Jan 29

Checklist When Searching For A New Bike

The wonderful open road, the wind through your hair, the sun on your back – is there anything better? Motorcycles are popular for a reason, they have this mystique, this freedom that follows them, and the people who ride them. In other words – they are a lot of fun. 

Furthermore, they are quite useful. You get much more mobility riding a bike through a town then just getting a car. They can also be much cheaper. However, many people make the mistake of just buying the first bike they come across, the one that looks the coolest, without thinking about what they need. Buying your motorcycle depends, above all, on what you want, and where you will be riding it the most. And since this is not the lightest of purchase you can get, going in blind is a bad idea. Below is a short checklist on what you need to keep in mind if you want to get the most bang for your buck.

Old or new

The first thing you should think about is how much money you are willing to invest. Many green riders get a cheap and used bike, and essentially practice on it. Scrapes, falls, and damage will definitely happen. Think about whether you would rather learn everything you can on an old bike, use it up, and sell it for scrap metal once it’s completely destroyed, or go with a new one. With a newer bike you would probably be more willing to do regular repairs and maintenance work (not that you shouldn’t do the same for an old one), and actually keep it for some time.

Of course, if you already have riding experience, then this becomes an issue of pure initial cost. And if you know how to do some repairs and maintenance work on your own, then you will be spending less money on that too. And remember, you also need to invest in some equipment. Getting a good helmet, and some padded clothes, is a must. Check out the MX Store, or any other respectable bike gear shop, and get what you need. Order online if you have to, just be sure that the helmet fits, and that it passes all of your country’s regulations and certificates.

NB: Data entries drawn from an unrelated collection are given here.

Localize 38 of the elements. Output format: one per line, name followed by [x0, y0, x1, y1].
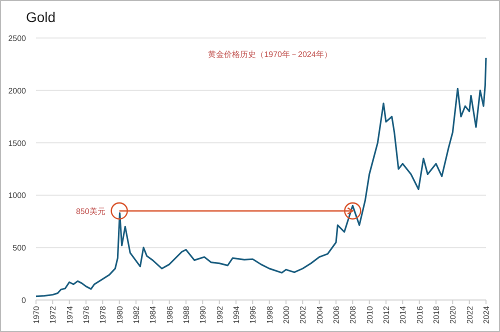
x-tick-label: 1984 — [148, 305, 158, 324]
x-tick-label: 1980 — [115, 305, 124, 324]
x-tick-label: 2012 — [382, 305, 391, 324]
annotation: 850美元 — [76, 206, 106, 216]
y-tick-label: 2500 — [8, 34, 27, 43]
x-tick-label: 1992 — [215, 305, 224, 324]
x-tick-label: 2010 — [365, 305, 374, 324]
x-tick-label: 1994 — [232, 305, 241, 324]
x-tick-label: 1982 — [132, 305, 141, 324]
x-tick-label: 1998 — [265, 305, 274, 324]
x-tick-label: 1970 — [32, 305, 41, 324]
x-tick-label: 1976 — [82, 305, 91, 324]
y-tick-label: 1000 — [8, 191, 27, 200]
y-tick-label: 500 — [12, 244, 27, 253]
y-tick-label: 2000 — [8, 86, 27, 96]
x-tick-label: 2024 — [482, 305, 491, 324]
x-tick-label: 2002 — [298, 305, 308, 324]
x-tick-label: 2008 — [348, 305, 358, 324]
x-tick-label: 1986 — [165, 305, 174, 324]
x-tick-label: 2016 — [415, 305, 424, 324]
x-tick-label: 2004 — [315, 305, 324, 324]
x-tick-label: 1972 — [48, 305, 58, 324]
x-tick-label: 1978 — [98, 305, 108, 324]
line-series — [35, 57, 487, 298]
x-tick-label: 2000 — [282, 305, 291, 324]
x-tick-label: 2022 — [465, 305, 474, 324]
x-tick-label: 2006 — [332, 305, 341, 324]
x-tick-label: 2018 — [432, 305, 441, 324]
text: 黄金价格历史（1970年－2024年） — [208, 50, 332, 59]
x-tick-label: 1996 — [248, 305, 258, 324]
chart-title: Gold — [26, 9, 56, 25]
x-tick-label: 1990 — [198, 305, 208, 324]
y-tick-label: 1500 — [8, 138, 27, 148]
x-tick-label: 2020 — [448, 305, 458, 324]
x-tick-label: 2014 — [398, 305, 408, 324]
y-tick-label: 0 — [22, 296, 27, 305]
x-tick-label: 1988 — [182, 305, 191, 324]
x-tick-label: 1974 — [65, 305, 74, 324]
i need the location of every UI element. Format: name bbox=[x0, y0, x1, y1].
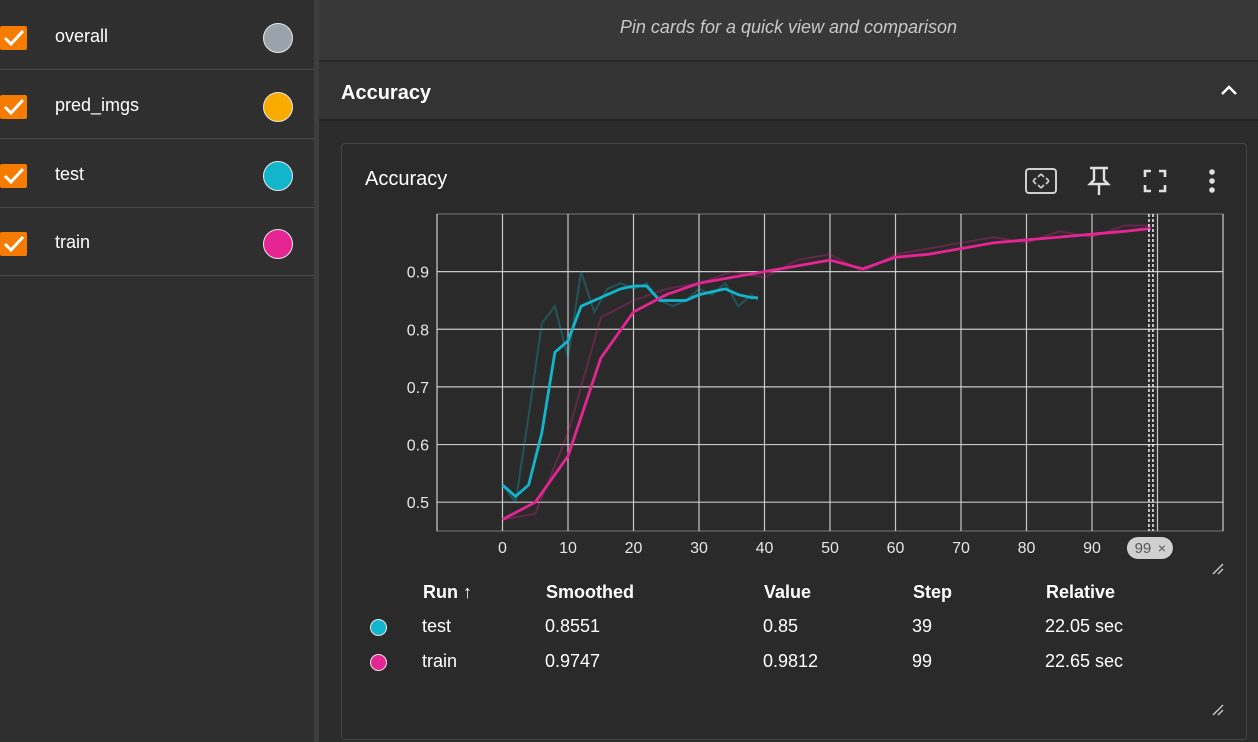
run-name: pred_imgs bbox=[55, 95, 140, 115]
run-row-test[interactable]: test bbox=[0, 140, 314, 208]
table-resize-handle[interactable] bbox=[1212, 704, 1224, 716]
more-vert-icon[interactable] bbox=[1195, 164, 1229, 198]
run-name: train bbox=[55, 232, 91, 252]
run-name: test bbox=[55, 164, 85, 184]
run-row-overall[interactable]: overall bbox=[0, 2, 314, 70]
row-color-swatch bbox=[370, 619, 387, 636]
x-tick-label: 50 bbox=[821, 540, 839, 557]
y-tick-label: 0.9 bbox=[407, 265, 429, 282]
cursor-step-label: 99 bbox=[1135, 540, 1152, 557]
group-title: Accuracy bbox=[341, 82, 432, 104]
y-tick-label: 0.5 bbox=[407, 495, 429, 512]
series-smoothed-line-train bbox=[501, 227, 1152, 521]
chevron-up-icon[interactable] bbox=[1218, 80, 1240, 102]
y-tick-label: 0.6 bbox=[407, 438, 429, 455]
col-header-value[interactable]: Value bbox=[764, 582, 812, 602]
cell-run: train bbox=[422, 651, 458, 671]
run-checkbox[interactable] bbox=[0, 164, 27, 188]
fit-domain-icon[interactable] bbox=[1024, 164, 1058, 198]
cell-run: test bbox=[422, 616, 452, 636]
pin-banner-text: Pin cards for a quick view and compariso… bbox=[619, 17, 958, 37]
cell-value: 0.9812 bbox=[763, 651, 819, 671]
series-smoothed-line-test bbox=[501, 284, 758, 499]
col-header-step[interactable]: Step bbox=[913, 582, 953, 602]
fullscreen-icon[interactable] bbox=[1138, 164, 1172, 198]
run-color-swatch[interactable] bbox=[263, 92, 293, 122]
scalar-card: Accuracy 0.5 0.6 0.7 0.8 0.9 0 10 20 30 40 50 60 70 8… bbox=[341, 143, 1247, 740]
x-tick-label: 60 bbox=[887, 540, 905, 557]
y-tick-label: 0.7 bbox=[407, 380, 429, 397]
x-tick-label: 90 bbox=[1083, 540, 1101, 557]
close-icon: × bbox=[1158, 540, 1166, 556]
y-tick-label: 0.8 bbox=[407, 322, 429, 339]
run-checkbox[interactable] bbox=[0, 232, 27, 256]
series-raw-line-train bbox=[502, 224, 1151, 521]
run-color-swatch[interactable] bbox=[263, 23, 293, 53]
x-tick-label: 30 bbox=[690, 540, 708, 557]
x-tick-label: 20 bbox=[625, 540, 643, 557]
cursor-step-badge bbox=[1126, 537, 1173, 559]
x-tick-label: 40 bbox=[756, 540, 774, 557]
run-name: overall bbox=[55, 26, 109, 46]
sidebar-resize-handle[interactable] bbox=[314, 0, 319, 742]
col-header-relative[interactable]: Relative bbox=[1046, 582, 1116, 602]
card-title: Accuracy bbox=[365, 168, 448, 190]
run-checkbox[interactable] bbox=[0, 95, 27, 119]
cell-relative: 22.05 sec bbox=[1045, 616, 1124, 636]
cell-smoothed: 0.8551 bbox=[545, 616, 601, 636]
row-color-swatch bbox=[370, 654, 387, 671]
x-tick-label: 0 bbox=[498, 540, 507, 557]
pinned-cards-banner: Pin cards for a quick view and compariso… bbox=[319, 0, 1258, 61]
x-tick-label: 10 bbox=[559, 540, 577, 557]
run-color-swatch[interactable] bbox=[263, 161, 293, 191]
col-header-run[interactable]: Run ↑ bbox=[423, 582, 472, 602]
cell-step: 99 bbox=[912, 651, 933, 671]
x-tick-label: 70 bbox=[952, 540, 970, 557]
col-header-smoothed[interactable]: Smoothed bbox=[546, 582, 634, 602]
run-color-swatch[interactable] bbox=[263, 229, 293, 259]
run-row-train[interactable]: train bbox=[0, 208, 314, 276]
x-tick-label: 80 bbox=[1018, 540, 1036, 557]
cell-value: 0.85 bbox=[763, 616, 799, 636]
chart-resize-handle[interactable] bbox=[1212, 563, 1224, 575]
accuracy-chart[interactable]: 0.5 0.6 0.7 0.8 0.9 0 10 20 30 40 50 60 70 80 90 99 × bbox=[342, 144, 1248, 584]
card-group-header[interactable]: Accuracy bbox=[319, 62, 1258, 121]
cell-smoothed: 0.9747 bbox=[545, 651, 601, 671]
cell-step: 39 bbox=[912, 616, 933, 636]
pin-icon[interactable] bbox=[1082, 164, 1116, 198]
run-checkbox[interactable] bbox=[0, 26, 27, 50]
runs-sidebar: overall pred_imgs test train bbox=[0, 0, 314, 742]
run-row-pred-imgs[interactable]: pred_imgs bbox=[0, 71, 314, 139]
cell-relative: 22.65 sec bbox=[1045, 651, 1124, 671]
series-raw-line-test bbox=[501, 271, 759, 505]
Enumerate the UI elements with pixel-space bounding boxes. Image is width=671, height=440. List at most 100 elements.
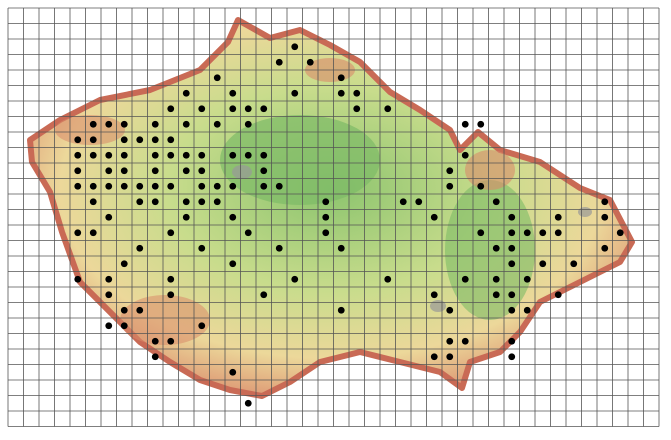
- occurrence-dot: [136, 306, 144, 314]
- occurrence-dot: [89, 151, 97, 159]
- occurrence-dot: [539, 229, 547, 237]
- occurrence-dot: [120, 182, 128, 190]
- occurrence-dot: [554, 291, 562, 299]
- occurrence-dot: [151, 120, 159, 128]
- occurrence-dot: [198, 244, 206, 252]
- occurrence-dot: [89, 229, 97, 237]
- occurrence-dot: [136, 244, 144, 252]
- occurrence-dot: [182, 198, 190, 206]
- occurrence-dot: [492, 198, 500, 206]
- occurrence-dot: [492, 275, 500, 283]
- occurrence-dot: [198, 198, 206, 206]
- occurrence-dot: [291, 43, 299, 51]
- occurrence-dot: [120, 322, 128, 330]
- occurrence-dot: [213, 198, 221, 206]
- occurrence-dot: [167, 229, 175, 237]
- occurrence-dot: [198, 167, 206, 175]
- occurrence-dot: [291, 275, 299, 283]
- occurrence-dot: [182, 120, 190, 128]
- occurrence-dot: [74, 275, 82, 283]
- occurrence-dot: [105, 291, 113, 299]
- occurrence-dot: [105, 182, 113, 190]
- occurrence-dot: [74, 167, 82, 175]
- occurrence-dot: [167, 275, 175, 283]
- occurrence-dot: [167, 151, 175, 159]
- occurrence-dot: [120, 260, 128, 268]
- occurrence-dot: [105, 151, 113, 159]
- occurrence-dot: [105, 322, 113, 330]
- occurrence-dot: [151, 353, 159, 361]
- occurrence-dot: [523, 306, 531, 314]
- occurrence-dot: [570, 260, 578, 268]
- occurrence-dot: [461, 151, 469, 159]
- occurrence-dot: [229, 213, 237, 221]
- occurrence-dot: [167, 136, 175, 144]
- occurrence-dot: [337, 306, 345, 314]
- highland: [465, 150, 515, 190]
- occurrence-dot: [508, 306, 516, 314]
- occurrence-dot: [508, 260, 516, 268]
- occurrence-dot: [244, 120, 252, 128]
- occurrence-dot: [353, 105, 361, 113]
- occurrence-dot: [120, 151, 128, 159]
- occurrence-dot: [601, 213, 609, 221]
- occurrence-dot: [477, 120, 485, 128]
- occurrence-dot: [167, 105, 175, 113]
- occurrence-dot: [120, 120, 128, 128]
- occurrence-dot: [523, 229, 531, 237]
- occurrence-dot: [89, 120, 97, 128]
- occurrence-dot: [229, 260, 237, 268]
- occurrence-dot: [229, 105, 237, 113]
- occurrence-dot: [105, 213, 113, 221]
- occurrence-dot: [275, 182, 283, 190]
- occurrence-dot: [136, 182, 144, 190]
- occurrence-dot: [508, 337, 516, 345]
- lowland: [445, 180, 535, 320]
- occurrence-dot: [182, 213, 190, 221]
- occurrence-dot: [446, 306, 454, 314]
- occurrence-dot: [120, 167, 128, 175]
- occurrence-dot: [89, 182, 97, 190]
- occurrence-dot: [105, 167, 113, 175]
- occurrence-dot: [601, 198, 609, 206]
- occurrence-dot: [182, 89, 190, 97]
- occurrence-dot: [508, 244, 516, 252]
- occurrence-dot: [554, 213, 562, 221]
- occurrence-dot: [275, 58, 283, 66]
- grid: [7, 7, 660, 427]
- occurrence-dot: [136, 198, 144, 206]
- occurrence-dot: [446, 337, 454, 345]
- occurrence-dot: [151, 198, 159, 206]
- occurrence-dot: [151, 182, 159, 190]
- occurrence-dot: [492, 291, 500, 299]
- occurrence-dot: [260, 291, 268, 299]
- occurrence-dot: [337, 89, 345, 97]
- occurrence-dot: [322, 213, 330, 221]
- occurrence-dot: [616, 229, 624, 237]
- occurrence-dot: [260, 105, 268, 113]
- occurrence-dot: [477, 229, 485, 237]
- occurrence-dot: [74, 151, 82, 159]
- occurrence-dot: [151, 151, 159, 159]
- highland: [120, 295, 210, 345]
- occurrence-dot: [446, 182, 454, 190]
- occurrence-dot: [167, 182, 175, 190]
- occurrence-dot: [167, 291, 175, 299]
- occurrence-dot: [229, 89, 237, 97]
- occurrence-dot: [89, 136, 97, 144]
- occurrence-dot: [415, 198, 423, 206]
- occurrence-dots: [74, 43, 624, 407]
- occurrence-dot: [322, 198, 330, 206]
- occurrence-dot: [213, 120, 221, 128]
- lowland: [220, 115, 380, 205]
- country-area: [27, 17, 635, 399]
- occurrence-dot: [446, 167, 454, 175]
- occurrence-dot: [275, 244, 283, 252]
- occurrence-dot: [399, 198, 407, 206]
- occurrence-dot: [353, 89, 361, 97]
- occurrence-dot: [182, 151, 190, 159]
- occurrence-dot: [244, 151, 252, 159]
- occurrence-dot: [461, 337, 469, 345]
- occurrence-dot: [198, 322, 206, 330]
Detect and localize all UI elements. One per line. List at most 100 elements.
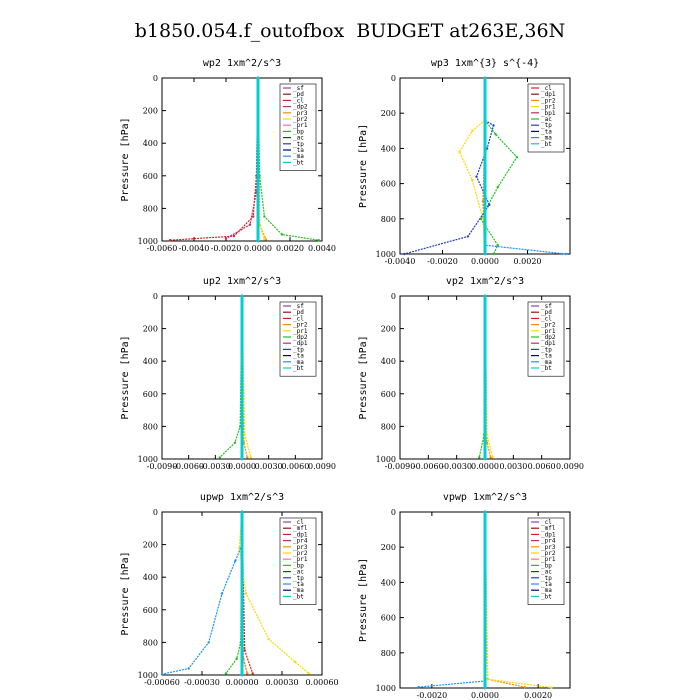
y-tick-label: 0: [153, 74, 158, 83]
legend-label: _dp1: [541, 531, 556, 538]
legend-label: _ma: [293, 359, 304, 366]
legend-label: _bt: [541, 593, 552, 600]
x-tick-label: 0.0030: [255, 462, 283, 471]
y-axis-label: Pressure [hPa]: [358, 335, 369, 419]
data-point: [481, 200, 485, 203]
legend-label: _mfl: [541, 525, 556, 532]
page-title: b1850.054.f_outofbox BUDGET at263E,36N: [134, 20, 566, 42]
data-point: [483, 686, 487, 690]
legend-label: _pr2: [541, 550, 556, 557]
y-tick-label: 1000: [138, 455, 158, 464]
legend-label: _tp: [541, 122, 552, 129]
y-tick-label: 800: [143, 638, 158, 647]
data-point: [220, 592, 224, 595]
legend-box: [527, 83, 565, 153]
data-point: [466, 235, 470, 238]
legend-label: _sf: [541, 303, 552, 310]
series-line-pr2: [238, 511, 310, 674]
data-point: [256, 76, 260, 80]
legend-label: _cl: [293, 315, 304, 322]
data-point: [243, 433, 246, 436]
legend-label: _bp: [541, 562, 552, 569]
y-tick-label: 600: [143, 390, 158, 399]
data-point: [483, 294, 487, 298]
legend-label: _ta: [541, 581, 552, 588]
legend-label: _pr4: [541, 538, 556, 545]
legend-label: _cl: [541, 315, 552, 322]
x-tick-label: 0.0000: [244, 244, 272, 253]
data-point: [240, 294, 244, 298]
x-tick-label: -0.0020: [417, 691, 448, 700]
data-point: [458, 150, 461, 154]
legend-label: _pr2: [293, 116, 308, 123]
y-tick-label: 800: [143, 204, 158, 213]
data-point: [515, 156, 519, 159]
x-tick-label: -0.0020: [211, 244, 242, 253]
chart-panel-0: wp2 1xm^2/s^3 Pressure [hPa] 0 200 400 600 800…: [120, 58, 336, 253]
legend-label: _dp1: [541, 91, 556, 98]
chart-title: vpwp 1xm^2/s^3: [443, 492, 527, 503]
legend-label: _pr1: [293, 328, 308, 335]
y-tick-label: 1000: [376, 250, 396, 259]
legend-label: _pr1: [293, 556, 308, 563]
y-tick-label: 600: [143, 172, 158, 181]
data-point: [475, 175, 478, 178]
legend-label: _cl: [541, 85, 552, 92]
legend-label: _cl: [293, 519, 304, 526]
chart-panel-4: upwp 1xm^2/s^3 Pressure [hPa] 0 200 400 600 80…: [120, 492, 339, 687]
chart-panel-5: vpwp 1xm^2/s^3 Pressure [hPa] 0 200 400 600 80…: [358, 492, 571, 700]
data-point: [235, 657, 238, 660]
legend-label: _bp: [293, 128, 304, 135]
data-point: [187, 667, 190, 670]
legend-label: _pr2: [541, 322, 556, 329]
legend-label: _tp: [541, 575, 552, 582]
y-axis-label: Pressure [hPa]: [358, 558, 369, 642]
legend-label: _pr2: [541, 97, 556, 104]
y-tick-label: 600: [381, 614, 396, 623]
legend-label: _pr2: [293, 550, 308, 557]
legend-label: _bt: [541, 365, 552, 372]
y-tick-label: 1000: [376, 684, 396, 693]
chart-panel-3: vp2 1xm^2/s^3 Pressure [hPa] 0 200 400 600 800…: [358, 276, 584, 471]
legend-label: _ac: [541, 116, 552, 123]
legend-label: _pr3: [293, 544, 308, 551]
x-tick-label: 0.0030: [499, 462, 527, 471]
data-point: [496, 244, 499, 247]
data-point: [224, 672, 228, 675]
data-point: [218, 456, 221, 459]
legend-label: _pr3: [541, 544, 556, 551]
y-tick-label: 1000: [138, 671, 158, 680]
chart-title: wp3 1xm^{3} s^{-4}: [431, 58, 539, 69]
y-tick-label: 200: [143, 107, 158, 116]
x-tick-label: -0.0020: [427, 257, 458, 266]
legend-label: _bt: [293, 593, 304, 600]
series-line-pr1: [458, 119, 486, 255]
data-point: [492, 252, 495, 256]
data-point: [492, 124, 495, 127]
y-tick-label: 600: [143, 606, 158, 615]
legend-label: _dp2: [293, 334, 308, 341]
series-line-bp: [225, 511, 243, 674]
data-point: [240, 510, 244, 514]
plot-frame: [161, 77, 323, 242]
legend-label: _pr2: [293, 322, 308, 329]
x-tick-label: 0.0060: [281, 462, 309, 471]
data-point: [494, 133, 497, 136]
legend-label: _bt: [293, 159, 304, 166]
legend-box: [279, 301, 317, 377]
legend-label: _ma: [541, 587, 552, 594]
y-tick-label: 200: [143, 541, 158, 550]
data-point: [168, 239, 172, 242]
data-point: [246, 456, 249, 459]
x-tick-label: 0.0060: [528, 462, 556, 471]
series-line-cl: [169, 77, 259, 241]
data-point: [232, 234, 236, 238]
x-tick-label: -0.00060: [144, 678, 180, 687]
data-point: [307, 672, 310, 675]
legend-label: _bp1: [541, 110, 556, 117]
chart-title: wp2 1xm^2/s^3: [203, 58, 281, 69]
y-axis-label: Pressure [hPa]: [120, 335, 131, 419]
legend-label: _dp1: [293, 340, 308, 347]
data-point: [478, 456, 481, 459]
data-point: [403, 252, 406, 256]
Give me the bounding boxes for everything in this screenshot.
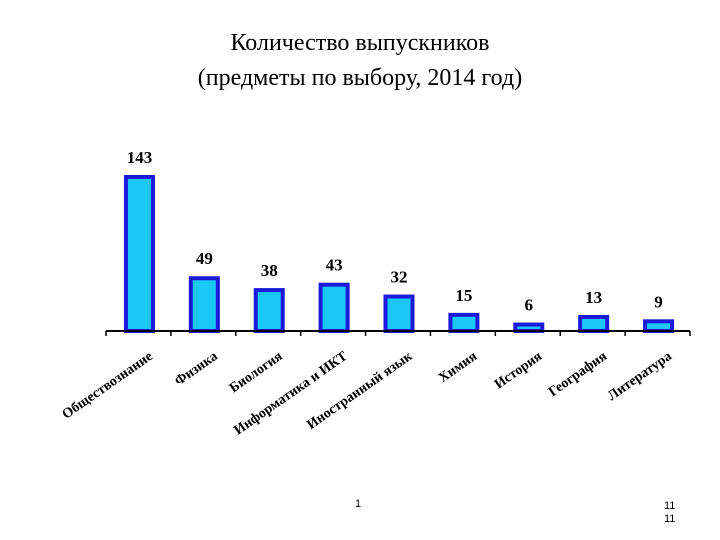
data-label: 32 — [391, 268, 408, 287]
category-label: История — [492, 349, 545, 393]
chart-title-line2: (предметы по выбору, 2014 год) — [197, 65, 523, 91]
data-label: 49 — [196, 249, 213, 268]
category-label: Обществознание — [60, 349, 156, 422]
data-label: 13 — [585, 288, 602, 307]
category-label: Физика — [172, 349, 220, 389]
bar — [188, 276, 220, 334]
data-label: 9 — [654, 292, 663, 311]
chart-title: Количество выпускников (предметы по выбо… — [0, 26, 720, 96]
data-label: 15 — [455, 286, 472, 305]
bar — [643, 319, 675, 333]
bar — [383, 294, 415, 333]
category-label: Иностранный язык — [304, 348, 416, 432]
data-label: 43 — [326, 256, 343, 275]
bar — [448, 312, 480, 334]
bar — [578, 315, 610, 333]
data-label: 143 — [127, 148, 153, 167]
page-number-top: 11 — [664, 500, 676, 512]
chart-title-line1: Количество выпускников — [230, 30, 490, 56]
bar — [318, 282, 350, 334]
category-label: Информатика и ИКТ — [232, 349, 351, 439]
data-label: 6 — [525, 296, 534, 315]
bar — [123, 175, 155, 333]
slide-number: 1 — [355, 498, 362, 510]
page-number-bottom: 11 — [664, 513, 676, 525]
category-label: Биология — [227, 349, 286, 397]
category-label: Литература — [605, 349, 675, 404]
category-label: Химия — [436, 349, 480, 386]
category-label: География — [546, 349, 610, 400]
bar — [253, 288, 285, 334]
data-label: 38 — [261, 261, 278, 280]
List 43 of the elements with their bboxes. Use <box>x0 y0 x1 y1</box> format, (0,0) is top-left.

How much weight do you need?

There is a rule of thumb that essentially goes – the heavier your bike is, the harder it is to control. This of course does not mean it’s impossible to ride a heavy bike, even for a beginner. And know that heavier bikes are most often more durable, and have a lot more power behind them. If you know what you’re doing, a heavier bike can even be safer than a regular one.

A heavier bike might not be the best choice for an urban setting. First of all, you won’t need all the power and strength behind it, since you won’t get an opportunity to actually use it. It also isn’t the easiest thing to control in a constant move and stop traffic jam. On the open road, however, you can use its power to full effect.

What type of bike do you prefer?

There are a couple of types of motorbikes that you may be interested in. They can be roughly categorized into cruisers, “naked” bikes, scooters, sports bikes, and dual sports.

First, we have cruisers. This is the old-fashioned, old school type of motorcycle. These are great for some relaxed rides for a couple of reasons. First of all, you get a low seat height, getting your feet closer to the ground. Their engines are set up so as to be perfect for low-speed torque, which makes them much easier to control. However, while they are easy to control in one respect (i.e. the engine setup), they have somewhat awkward ergonomics. Think of how, for example, a Harley Davidson has high bars. Essentially, handling can get weird if you’re not used to it. These are often quite affordable as well.

Naked (or standard) bikes are the modern standard. These are quite comfortable to ride, and give you a neutral riding position that is quite natural for the human spine. A good option is that larger models are more powerful than even a sports bike. This, however, also means that you need to be careful, since too much power is not a good option for beginners. On the other hand, experienced riders will definitely appreciate it. You also won’t get much weather protection, unless you get it built in.

Good old scooters are the easiest to ride and to control. They are also very cheap, both regarding their initial cost, and the cost of maintaining and repairing them. However, scooters simply don’t have the raw power to be useful on the open road. They are great for an urban setting, but on the highway they fall short.

Sports bikes are all about speed and power. They are essentially racing replicas that are very light, and very powerful, making them difficult to control if you don’t know what you’re doing. Furthermore, as we’ve mentioned these are race replicas, meaning all their ergonomic setups are for just that – racing. This may not make them as comfortable as they could be. And, of course, you need to figure out how much speed you want, and understand whether you can use said speed anywhere near you.

Finally, adventure bikes (or dual sports). These can go off-road, and are perfect for longer trips. These are the perfect bikes for long trips, riding around the country, being quite light, but also very tough. Any damage this bad boys suffer will be next to non-existent (within reason), and are furthermore cheap to repair. However, the seats can be somewhat tall, and their initial cost is expensive.



Getting a bike is a big commitment, something that should not be taken lightly. But if you do your homework, and keep this checklist in mind, you will definitely find everything you need. Above all remember what you need, and where you want to ride, and you will be as right as rain.